Why it works: The invariant here is that any customer whose count of distinct products equals the total number of products must have purchased every product. Duplicates do not affect the count because we only consider distinct products per customer.
Python Solution
import sqlite3
from typing import List, Tuple
def customers_who_bought_all_products(conn: sqlite3.Connection) -> List[Tuple[int]]:
query = """
SELECT customer_id
FROM Customer
GROUP BY customer_id
HAVING COUNT(DISTINCT product_key) = (SELECT COUNT(*) FROM Product)
"""
cursor = conn.cursor()
cursor.execute(query)
return cursor.fetchall()
In this implementation, we use a single SQL query to perform the aggregation. The GROUP BY clause groups the purchases by customer_id, COUNT(DISTINCT product_key) ensures duplicates are ignored, and the HAVING clause filters only those customers who bought all products. The subquery (SELECT COUNT(*) FROM Product) calculates the total number of products.
Go Solution
package main
import (
"database/sql"
_ "github.com/mattn/go-sqlite3"
)
func CustomersWhoBoughtAllProducts(db *sql.DB) ([]int, error) {
query := `
SELECT customer_id
FROM Customer
GROUP BY customer_id
HAVING COUNT(DISTINCT product_key) = (SELECT COUNT(*) FROM Product)
`
rows, err := db.Query(query)
if err != nil {
return nil, err
}
defer rows.Close()
var result []int
for rows.Next() {
var customerID int
if err := rows.Scan(&customerID); err != nil {
return nil, err
}
result = append(result, customerID)
}
return result, nil
}
In Go, we execute the same SQL query. The differences include iterating through rows.Next() to collect results and explicitly handling errors from Query and Scan. Slices are used to store the results dynamically.
Worked Examples
Example Input:
Customer table:
| customer_id | product_key |
|---|---|
| 1 | 5 |
| 2 | 6 |
| 3 | 5 |
| 3 | 6 |
| 1 | 6 |
Product table:
| product_key |
|---|
| 5 |
| 6 |
Step-by-step execution:
- Count total products: 2 (
5and6). - Count distinct products per customer:
- Customer 1: {5, 6} → 2
- Customer 2: {6} → 1
- Customer 3: {5, 6} → 2
- Compare to total products:
- Customer 1 → 2 == 2 → include
- Customer 2 → 1 != 2 → exclude
- Customer 3 → 2 == 2 → include
Output:
| customer_id |
|---|
| 1 |
| 3 |
Complexity Analysis
| Measure | Complexity | Explanation |
|---|---|---|
| Time | O(c + p) | Single pass through Customer for grouping plus a count of products in Product. |
| Space | O(c) | Store intermediate aggregation per customer. |
The time complexity is linear in the number of rows in the two tables. Aggregation reduces the need for repeated set comparisons.
Test Cases
# test cases
assert customers_who_bought_all_products(conn) == [(1,), (3,)] # Example case
assert customers_who_bought_all_products(conn_empty_customer) == [] # No customers
assert customers_who_bought_all_products(conn_single_product) == [(1,), (2,)] # One product, multiple customers bought it
assert customers_who_bought_all_products(conn_duplicate_rows) == [(1,)] # Customer bought all but duplicates present
assert customers_who_bought_all_products(conn_no_complete_customer) == [] # No one bought all products
| Test | Why |
|---|---|
| Example case | Validates correct aggregation and filtering. |
| No customers | Handles empty Customer table. |
| Single product | Checks trivial full coverage. |
| Duplicate rows | Ensures DISTINCT counting handles duplicates. |
| No complete customer | Ensures no false positives when no one bought all products. |
Edge Cases
One important edge case is when the Customer table is empty. In this scenario, the query must return an empty result, which our approach handles correctly because no customer meets the required product count.
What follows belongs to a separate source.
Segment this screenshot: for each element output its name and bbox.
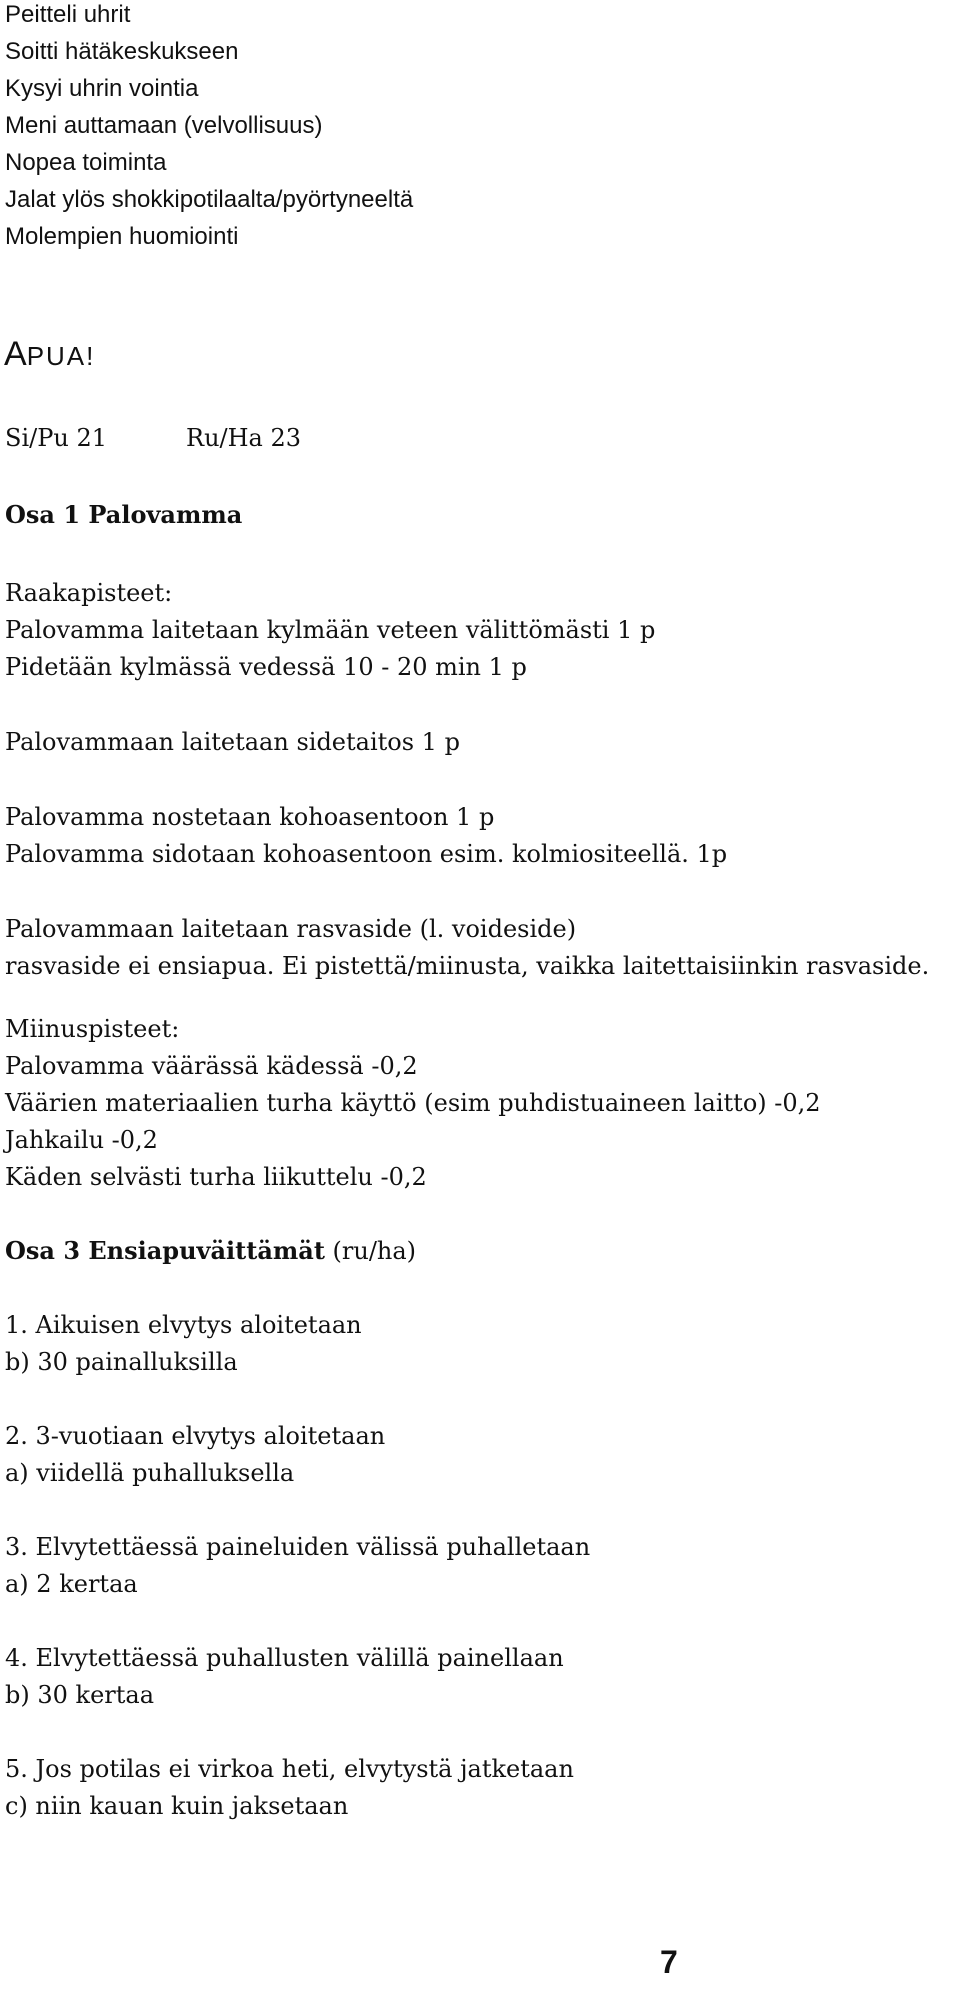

Another edge case is when the Product table contains only one product. Every customer who bought that product should be included, and the algorithm handles this by comparing against a total count of one.
A third edge case is the presence of duplicate rows in the Customer table. If a customer bought the same product multiple times, a naive count could overcount. Using COUNT(DISTINCT product_key) ensures duplicates do not affect the outcome.
These cases demonstrate that the aggregation-based solution is robust and handles variations in input naturally.